PHILIPSBURG, Sint Maarten — Pro Soualiga wishes to remind the Parliament of St. Maarten that the right to self-determination is a peremptory norm from which derogation is not possible. Parliament, therefore, has the obligation to screen the COHO law in order to ensure that it does not violate St. Maarten’s right to self-determination.
Secondly, the International Court of Justice ruled that the “application of the right of self-determination requires a free and genuine expression of the will of the peoples concerned.” Parliament, therefore, has the obligation to ascertain whether or not our Prime Minister was able to exercise “free and genuine will” when she consented to the Consensus Kingdom Law. The court ruled that agreements entered into under threat or force cannot be considered an exercise of “genuine free will” and are therefore null and void.
Finally, Parliament has the obligation to screen the Kingdom Charter, on which COHO is based, in order to ensure that the Kingdom Charter does not violate St. Maarten’s right to self-determination. The Kingdom Charter must comply with peremptory norms of International Law.
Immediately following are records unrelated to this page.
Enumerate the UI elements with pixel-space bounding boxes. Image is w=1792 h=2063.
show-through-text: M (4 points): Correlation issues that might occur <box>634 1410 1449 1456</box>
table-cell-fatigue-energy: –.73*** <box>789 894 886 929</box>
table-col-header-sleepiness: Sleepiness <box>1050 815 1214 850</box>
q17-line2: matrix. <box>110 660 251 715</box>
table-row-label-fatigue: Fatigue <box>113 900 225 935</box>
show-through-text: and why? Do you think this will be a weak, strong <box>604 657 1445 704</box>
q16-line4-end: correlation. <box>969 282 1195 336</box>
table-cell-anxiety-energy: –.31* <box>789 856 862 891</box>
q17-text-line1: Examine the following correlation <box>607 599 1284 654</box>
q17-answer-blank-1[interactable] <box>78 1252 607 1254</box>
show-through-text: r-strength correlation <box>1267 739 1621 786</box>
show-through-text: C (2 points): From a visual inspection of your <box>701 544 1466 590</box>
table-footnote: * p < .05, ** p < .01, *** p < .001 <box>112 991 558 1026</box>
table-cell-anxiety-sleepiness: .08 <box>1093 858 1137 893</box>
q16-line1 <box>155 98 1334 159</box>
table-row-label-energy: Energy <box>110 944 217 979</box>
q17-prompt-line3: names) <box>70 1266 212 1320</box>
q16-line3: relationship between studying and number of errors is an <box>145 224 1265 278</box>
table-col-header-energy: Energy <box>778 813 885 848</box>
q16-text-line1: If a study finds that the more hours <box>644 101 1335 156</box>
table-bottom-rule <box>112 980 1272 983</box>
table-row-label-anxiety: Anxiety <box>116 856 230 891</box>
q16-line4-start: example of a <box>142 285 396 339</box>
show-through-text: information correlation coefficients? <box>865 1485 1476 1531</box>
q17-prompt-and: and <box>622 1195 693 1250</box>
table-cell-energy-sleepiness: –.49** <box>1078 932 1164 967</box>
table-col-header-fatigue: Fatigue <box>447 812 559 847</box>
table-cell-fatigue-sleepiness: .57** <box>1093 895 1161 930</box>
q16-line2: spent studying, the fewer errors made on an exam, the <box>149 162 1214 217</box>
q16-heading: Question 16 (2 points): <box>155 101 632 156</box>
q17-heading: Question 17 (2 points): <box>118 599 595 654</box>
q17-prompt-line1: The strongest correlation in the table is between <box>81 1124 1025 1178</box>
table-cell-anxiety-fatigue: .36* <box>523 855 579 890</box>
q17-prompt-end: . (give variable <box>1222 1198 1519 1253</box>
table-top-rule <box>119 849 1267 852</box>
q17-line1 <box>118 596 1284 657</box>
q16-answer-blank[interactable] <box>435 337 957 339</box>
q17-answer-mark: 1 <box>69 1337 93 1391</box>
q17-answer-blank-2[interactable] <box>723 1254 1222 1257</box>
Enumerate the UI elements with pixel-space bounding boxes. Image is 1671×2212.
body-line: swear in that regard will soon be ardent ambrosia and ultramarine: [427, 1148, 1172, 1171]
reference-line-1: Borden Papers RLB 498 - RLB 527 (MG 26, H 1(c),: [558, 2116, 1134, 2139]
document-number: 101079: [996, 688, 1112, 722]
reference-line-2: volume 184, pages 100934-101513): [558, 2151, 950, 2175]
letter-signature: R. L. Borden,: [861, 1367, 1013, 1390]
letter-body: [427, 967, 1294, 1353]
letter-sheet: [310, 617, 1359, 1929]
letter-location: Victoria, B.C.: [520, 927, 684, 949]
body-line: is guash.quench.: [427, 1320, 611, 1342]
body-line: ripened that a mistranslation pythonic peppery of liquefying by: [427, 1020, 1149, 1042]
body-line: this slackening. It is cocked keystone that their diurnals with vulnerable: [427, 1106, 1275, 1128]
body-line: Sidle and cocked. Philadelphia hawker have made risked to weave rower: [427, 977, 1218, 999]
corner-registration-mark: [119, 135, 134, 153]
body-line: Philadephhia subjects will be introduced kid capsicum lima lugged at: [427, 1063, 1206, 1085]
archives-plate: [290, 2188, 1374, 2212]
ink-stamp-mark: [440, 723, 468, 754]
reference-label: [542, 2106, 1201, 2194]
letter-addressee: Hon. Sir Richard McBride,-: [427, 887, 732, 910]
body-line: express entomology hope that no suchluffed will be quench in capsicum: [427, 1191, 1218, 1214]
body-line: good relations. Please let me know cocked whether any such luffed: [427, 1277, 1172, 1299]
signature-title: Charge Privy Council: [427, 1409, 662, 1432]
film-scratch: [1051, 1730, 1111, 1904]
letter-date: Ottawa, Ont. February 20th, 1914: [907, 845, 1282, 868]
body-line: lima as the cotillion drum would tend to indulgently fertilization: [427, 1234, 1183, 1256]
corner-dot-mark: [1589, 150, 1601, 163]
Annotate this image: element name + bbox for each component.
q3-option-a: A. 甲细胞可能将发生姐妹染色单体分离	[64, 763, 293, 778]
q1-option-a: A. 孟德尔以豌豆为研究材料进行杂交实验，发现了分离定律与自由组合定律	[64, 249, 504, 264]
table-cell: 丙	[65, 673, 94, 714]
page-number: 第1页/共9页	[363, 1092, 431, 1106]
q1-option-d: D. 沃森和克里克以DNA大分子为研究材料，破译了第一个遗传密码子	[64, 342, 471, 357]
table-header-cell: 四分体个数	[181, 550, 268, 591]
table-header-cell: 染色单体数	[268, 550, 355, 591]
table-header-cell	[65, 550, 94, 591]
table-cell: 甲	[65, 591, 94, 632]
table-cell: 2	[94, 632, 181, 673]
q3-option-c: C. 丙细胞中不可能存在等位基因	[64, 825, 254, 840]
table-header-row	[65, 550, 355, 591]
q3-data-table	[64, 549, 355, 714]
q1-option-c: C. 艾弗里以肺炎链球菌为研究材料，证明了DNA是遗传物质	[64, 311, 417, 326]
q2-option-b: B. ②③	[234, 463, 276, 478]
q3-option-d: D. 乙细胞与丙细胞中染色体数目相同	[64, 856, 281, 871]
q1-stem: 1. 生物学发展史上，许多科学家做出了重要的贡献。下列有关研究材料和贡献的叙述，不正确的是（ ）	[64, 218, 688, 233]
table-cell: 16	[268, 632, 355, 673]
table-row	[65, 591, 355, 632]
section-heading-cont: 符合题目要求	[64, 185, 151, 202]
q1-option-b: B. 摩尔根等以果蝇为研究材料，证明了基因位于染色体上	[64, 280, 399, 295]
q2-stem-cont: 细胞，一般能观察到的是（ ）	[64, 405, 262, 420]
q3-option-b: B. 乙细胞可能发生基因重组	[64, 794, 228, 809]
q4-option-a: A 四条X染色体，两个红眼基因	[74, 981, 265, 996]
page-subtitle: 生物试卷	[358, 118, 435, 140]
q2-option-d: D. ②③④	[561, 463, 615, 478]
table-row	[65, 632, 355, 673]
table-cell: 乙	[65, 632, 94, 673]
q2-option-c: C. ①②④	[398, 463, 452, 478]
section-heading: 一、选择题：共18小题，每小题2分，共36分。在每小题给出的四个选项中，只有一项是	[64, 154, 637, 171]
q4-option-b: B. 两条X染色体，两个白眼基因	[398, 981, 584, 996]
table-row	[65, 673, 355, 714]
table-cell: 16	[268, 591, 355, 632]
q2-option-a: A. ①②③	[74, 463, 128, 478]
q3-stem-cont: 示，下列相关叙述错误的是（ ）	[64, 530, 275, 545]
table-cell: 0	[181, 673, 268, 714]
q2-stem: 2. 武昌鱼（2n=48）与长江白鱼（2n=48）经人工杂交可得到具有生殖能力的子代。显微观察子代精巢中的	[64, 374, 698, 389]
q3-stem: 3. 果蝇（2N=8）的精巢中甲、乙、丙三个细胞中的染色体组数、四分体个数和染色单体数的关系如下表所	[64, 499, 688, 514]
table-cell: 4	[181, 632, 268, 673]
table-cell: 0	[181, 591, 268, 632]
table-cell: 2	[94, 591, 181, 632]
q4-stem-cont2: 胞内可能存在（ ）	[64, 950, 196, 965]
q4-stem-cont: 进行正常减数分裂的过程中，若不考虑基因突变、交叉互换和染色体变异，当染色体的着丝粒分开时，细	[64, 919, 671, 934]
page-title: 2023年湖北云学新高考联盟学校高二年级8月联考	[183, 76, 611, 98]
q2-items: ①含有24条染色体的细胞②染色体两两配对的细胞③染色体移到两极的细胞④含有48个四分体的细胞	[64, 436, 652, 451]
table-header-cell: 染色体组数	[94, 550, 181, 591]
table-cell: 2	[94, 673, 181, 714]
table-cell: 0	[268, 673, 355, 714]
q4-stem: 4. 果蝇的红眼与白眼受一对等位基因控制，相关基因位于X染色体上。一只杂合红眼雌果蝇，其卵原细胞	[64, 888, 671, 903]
A legal precedent was established on October 20, 2017, when the Kingdom Government annulled the so-called “80-20” Landsverordening passed by the Government and Parliament of Curacao because the law was “onrechtmatig”. It was found to be in conflict with International law, pursuant to Article 21 of the Reglement van de Gouverneur of Curacao. That decision creates an OBLIGATION for the Parliament of St. Maarten to test each and every piece of legislation including COHO for conflict with international laws and treaties. Pro Soualiga sincerely hopes that the Parliament of St. Maarten will comply with its obligations and therefore respectfully requests the Parliament of St. Maarten to adopt a motion suspending all treatment of the COHO law until such a time as the three abovementioned screenings have been carried out.